While the Chinese have initiated disengagement steps at Gogra and in the Hot Spring Area, they continue to hold fort at Finger 4 at Pangong Lake. However, sources said the “movement of a few men and vehicles backwards was noticed” at Pangong Lake, where Chinese soldiers had come up to 8 km inside Indian territory. Government sources described the movement as “non-tangible”.
The disengagement exercise launched Monday came a day after the special representatives of India and China, National Security Adviser Ajit Doval and Foreign Minister Wang Yi, respectively, held a detailed phone conversation where they agreed on the “earliest complete disengagement of the troops along the LAC and de-escalation from India-China border areas for full restoration of peace and tranquility”.
This is the second attempt at disengagement — the first followed a meeting between corps commander-level officers on 6 June but culminated in the 15 June Galwan Valley clash, which killed 20 Indian soldiers, after the Chinese refused to fulfil their part of the agreement.
The whole process, sources said, will be long-drawn-out.

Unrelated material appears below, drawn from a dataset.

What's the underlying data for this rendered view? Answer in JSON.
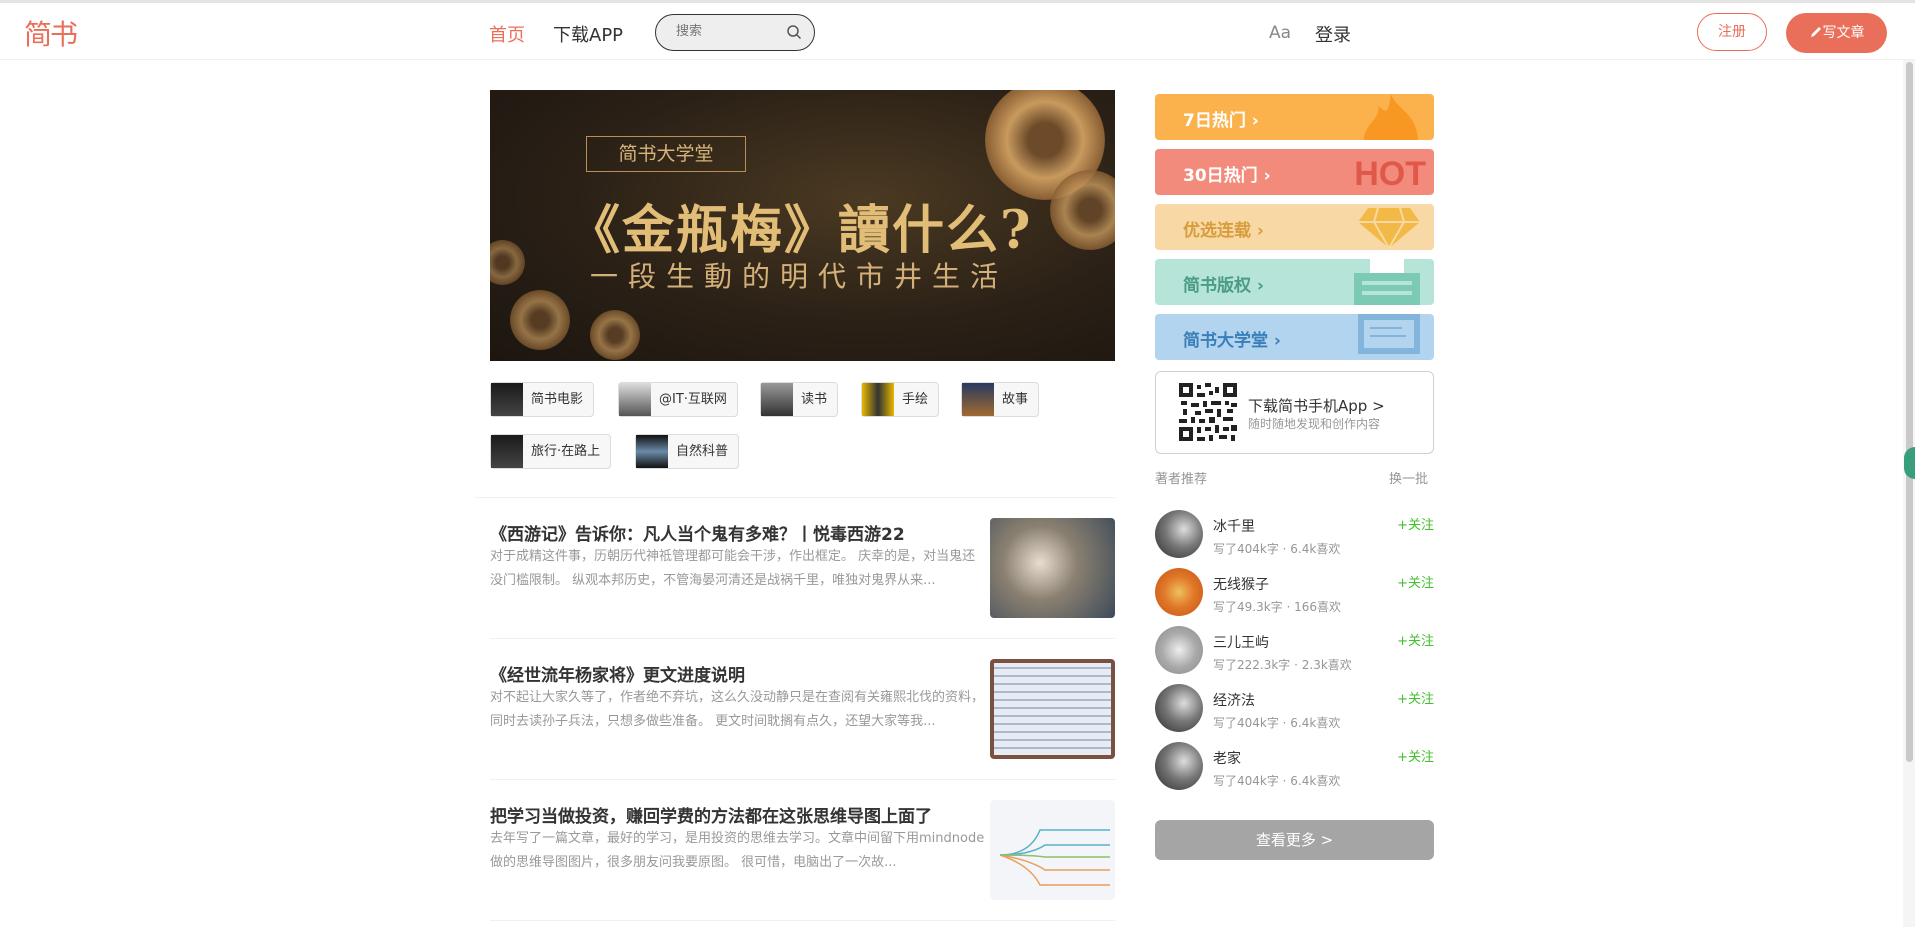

Sources underlined that it will be “premature” to say the stand-off is over as “any unfavourable” incident like that of 15 June can take place until “tempers on both sides cool down completely”. The leadership on both sides, the sources said, will continue to remain in contact 24×7.

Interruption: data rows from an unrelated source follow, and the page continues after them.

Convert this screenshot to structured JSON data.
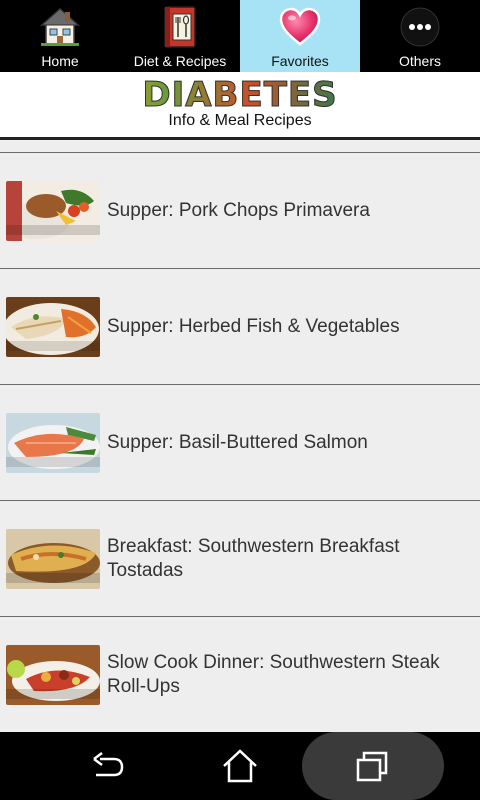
{
  "tabs": [
    {
      "label": "Home",
      "icon": "house-icon"
    },
    {
      "label": "Diet & Recipes",
      "icon": "recipe-book-icon"
    },
    {
      "label": "Favorites",
      "icon": "heart-icon",
      "active": true
    },
    {
      "label": "Others",
      "icon": "more-dots-icon"
    }
  ],
  "banner": {
    "title": "DIABETES",
    "subtitle": "Info & Meal Recipes"
  },
  "recipes": [
    {
      "title": "Supper: Pork Chops Primavera",
      "thumb_caption": "Pork Chops Primavera"
    },
    {
      "title": "Supper: Herbed Fish & Vegetables",
      "thumb_caption": "Herbed Fish & Vegetables"
    },
    {
      "title": "Supper: Basil-Buttered Salmon",
      "thumb_caption": "Basil-Buttered Salmon"
    },
    {
      "title": "Breakfast: Southwestern Breakfast Tostadas",
      "thumb_caption": "Southwestern Breakfast Tostadas"
    },
    {
      "title": "Slow Cook Dinner: Southwestern Steak Roll-Ups",
      "thumb_caption": "Southwestern Steak Roll-Ups"
    }
  ],
  "nav": {
    "back_icon": "back-arrow-icon",
    "home_icon": "home-outline-icon",
    "recent_icon": "recent-apps-icon"
  },
  "colors": {
    "active_tab": "#a8e3f5",
    "list_bg": "#eeeeee",
    "heart": "#e8336d"
  }
}
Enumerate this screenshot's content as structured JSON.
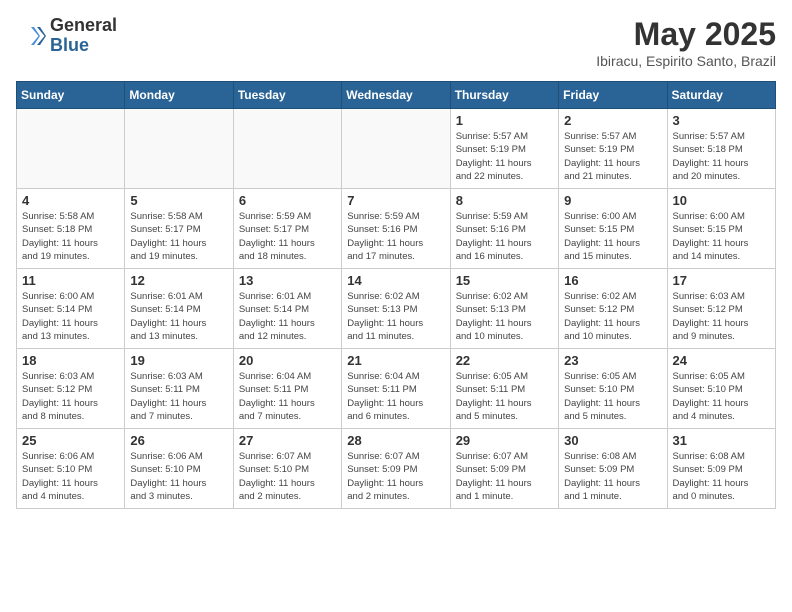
{
  "header": {
    "logo_general": "General",
    "logo_blue": "Blue",
    "title": "May 2025",
    "subtitle": "Ibiracu, Espirito Santo, Brazil"
  },
  "weekdays": [
    "Sunday",
    "Monday",
    "Tuesday",
    "Wednesday",
    "Thursday",
    "Friday",
    "Saturday"
  ],
  "weeks": [
    [
      {
        "num": "",
        "info": "",
        "empty": true
      },
      {
        "num": "",
        "info": "",
        "empty": true
      },
      {
        "num": "",
        "info": "",
        "empty": true
      },
      {
        "num": "",
        "info": "",
        "empty": true
      },
      {
        "num": "1",
        "info": "Sunrise: 5:57 AM\nSunset: 5:19 PM\nDaylight: 11 hours\nand 22 minutes."
      },
      {
        "num": "2",
        "info": "Sunrise: 5:57 AM\nSunset: 5:19 PM\nDaylight: 11 hours\nand 21 minutes."
      },
      {
        "num": "3",
        "info": "Sunrise: 5:57 AM\nSunset: 5:18 PM\nDaylight: 11 hours\nand 20 minutes."
      }
    ],
    [
      {
        "num": "4",
        "info": "Sunrise: 5:58 AM\nSunset: 5:18 PM\nDaylight: 11 hours\nand 19 minutes."
      },
      {
        "num": "5",
        "info": "Sunrise: 5:58 AM\nSunset: 5:17 PM\nDaylight: 11 hours\nand 19 minutes."
      },
      {
        "num": "6",
        "info": "Sunrise: 5:59 AM\nSunset: 5:17 PM\nDaylight: 11 hours\nand 18 minutes."
      },
      {
        "num": "7",
        "info": "Sunrise: 5:59 AM\nSunset: 5:16 PM\nDaylight: 11 hours\nand 17 minutes."
      },
      {
        "num": "8",
        "info": "Sunrise: 5:59 AM\nSunset: 5:16 PM\nDaylight: 11 hours\nand 16 minutes."
      },
      {
        "num": "9",
        "info": "Sunrise: 6:00 AM\nSunset: 5:15 PM\nDaylight: 11 hours\nand 15 minutes."
      },
      {
        "num": "10",
        "info": "Sunrise: 6:00 AM\nSunset: 5:15 PM\nDaylight: 11 hours\nand 14 minutes."
      }
    ],
    [
      {
        "num": "11",
        "info": "Sunrise: 6:00 AM\nSunset: 5:14 PM\nDaylight: 11 hours\nand 13 minutes."
      },
      {
        "num": "12",
        "info": "Sunrise: 6:01 AM\nSunset: 5:14 PM\nDaylight: 11 hours\nand 13 minutes."
      },
      {
        "num": "13",
        "info": "Sunrise: 6:01 AM\nSunset: 5:14 PM\nDaylight: 11 hours\nand 12 minutes."
      },
      {
        "num": "14",
        "info": "Sunrise: 6:02 AM\nSunset: 5:13 PM\nDaylight: 11 hours\nand 11 minutes."
      },
      {
        "num": "15",
        "info": "Sunrise: 6:02 AM\nSunset: 5:13 PM\nDaylight: 11 hours\nand 10 minutes."
      },
      {
        "num": "16",
        "info": "Sunrise: 6:02 AM\nSunset: 5:12 PM\nDaylight: 11 hours\nand 10 minutes."
      },
      {
        "num": "17",
        "info": "Sunrise: 6:03 AM\nSunset: 5:12 PM\nDaylight: 11 hours\nand 9 minutes."
      }
    ],
    [
      {
        "num": "18",
        "info": "Sunrise: 6:03 AM\nSunset: 5:12 PM\nDaylight: 11 hours\nand 8 minutes."
      },
      {
        "num": "19",
        "info": "Sunrise: 6:03 AM\nSunset: 5:11 PM\nDaylight: 11 hours\nand 7 minutes."
      },
      {
        "num": "20",
        "info": "Sunrise: 6:04 AM\nSunset: 5:11 PM\nDaylight: 11 hours\nand 7 minutes."
      },
      {
        "num": "21",
        "info": "Sunrise: 6:04 AM\nSunset: 5:11 PM\nDaylight: 11 hours\nand 6 minutes."
      },
      {
        "num": "22",
        "info": "Sunrise: 6:05 AM\nSunset: 5:11 PM\nDaylight: 11 hours\nand 5 minutes."
      },
      {
        "num": "23",
        "info": "Sunrise: 6:05 AM\nSunset: 5:10 PM\nDaylight: 11 hours\nand 5 minutes."
      },
      {
        "num": "24",
        "info": "Sunrise: 6:05 AM\nSunset: 5:10 PM\nDaylight: 11 hours\nand 4 minutes."
      }
    ],
    [
      {
        "num": "25",
        "info": "Sunrise: 6:06 AM\nSunset: 5:10 PM\nDaylight: 11 hours\nand 4 minutes."
      },
      {
        "num": "26",
        "info": "Sunrise: 6:06 AM\nSunset: 5:10 PM\nDaylight: 11 hours\nand 3 minutes."
      },
      {
        "num": "27",
        "info": "Sunrise: 6:07 AM\nSunset: 5:10 PM\nDaylight: 11 hours\nand 2 minutes."
      },
      {
        "num": "28",
        "info": "Sunrise: 6:07 AM\nSunset: 5:09 PM\nDaylight: 11 hours\nand 2 minutes."
      },
      {
        "num": "29",
        "info": "Sunrise: 6:07 AM\nSunset: 5:09 PM\nDaylight: 11 hours\nand 1 minute."
      },
      {
        "num": "30",
        "info": "Sunrise: 6:08 AM\nSunset: 5:09 PM\nDaylight: 11 hours\nand 1 minute."
      },
      {
        "num": "31",
        "info": "Sunrise: 6:08 AM\nSunset: 5:09 PM\nDaylight: 11 hours\nand 0 minutes."
      }
    ]
  ]
}
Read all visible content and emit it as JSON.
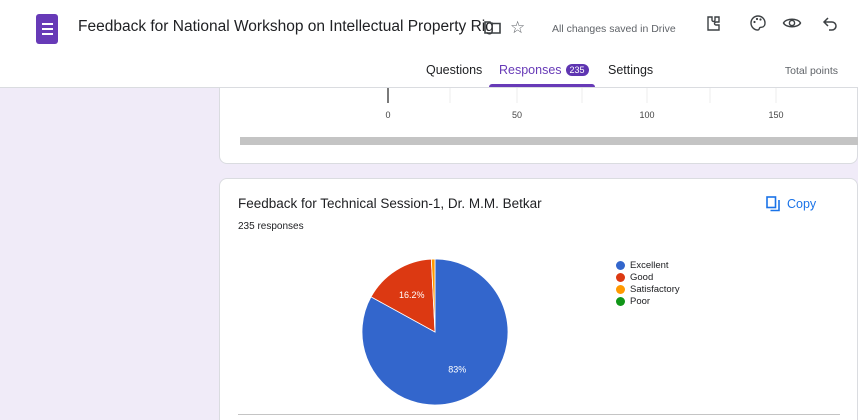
{
  "header": {
    "title": "Feedback  for National Workshop on Intellectual Property Rig",
    "saved_status": "All changes saved in Drive",
    "icons": [
      "forms-app-icon",
      "folder-icon",
      "star-icon",
      "customize-theme-icon",
      "palette-icon",
      "preview-icon",
      "undo-icon"
    ]
  },
  "tabs": {
    "questions": "Questions",
    "responses": "Responses",
    "responses_count": "235",
    "settings": "Settings",
    "total_points": "Total points"
  },
  "prev_chart": {
    "tick_labels": [
      "0",
      "50",
      "100",
      "150"
    ]
  },
  "question": {
    "title": "Feedback for Technical Session-1, Dr. M.M. Betkar",
    "responses": "235 responses",
    "copy_label": "Copy"
  },
  "chart_data": {
    "type": "pie",
    "title": "Feedback for Technical Session-1, Dr. M.M. Betkar",
    "labels": [
      "Excellent",
      "Good",
      "Satisfactory",
      "Poor"
    ],
    "values": [
      83,
      16.2,
      0.8,
      0
    ],
    "slice_labels": [
      "83%",
      "16.2%",
      "",
      ""
    ],
    "colors": [
      "#3366cc",
      "#dc3912",
      "#ff9900",
      "#109618"
    ],
    "legend_position": "right"
  }
}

Both India and China will begin a 72-hour verification process to make sure each side has fulfilled the commitment before the next round of disengagement is initiated.
Ladakh constitutes the western sector of the Line of Actual Control (LAC). Several spots along the border — Galwan Valley, Depsang Plains and Hot Spring — have been sites of stand-offs since April-May in light of Chinese incursions.
As part of the fresh disengagement, China has moved back by about 1.5-2 km in various locations, while the pullback by India is a “little less” since Indians were anyway in their own territory, sources said.
Both sides have agreed to what is being described as a “buffer zone”, which would be an area where neither side carries out any construction or patrolling activity and would differ from location to location, the sources said.
This means the Chinese troops will be closer to the LAC than Indian soldiers, and it will be some time before India can resume its normal patrols up to Patrol Point 14 in Galwan Valley, and patrol points 15, 17 and 17A in the Hot Spring area.
No specific time has been agreed upon regarding how long the buffer zone will exist, the sources added, saying it is a confidence-building measure for restoration of status quo as of early April.
The disengagement comes at a time when the flow in the Galwan river has increased due to snowmelt, according to inputs, making it difficult for both India and China to sustain troop build-up in the area.
At the Galwan Valley, government sources told ThePrint, the PLA has moved out completely from the Indian side of the LAC into their own territory.
The pullback region included the area called Y-Junction, which is located 1.5 km from the LAC. The Chinese had intruded into this area and built observation posts and numerous tents, the sources said.
The eventual gameplan of Chinese incursions in the Galwan Valley seemed to be to prevent India from carrying out any new construction beyond the confluence of the Shyok-Galwan river.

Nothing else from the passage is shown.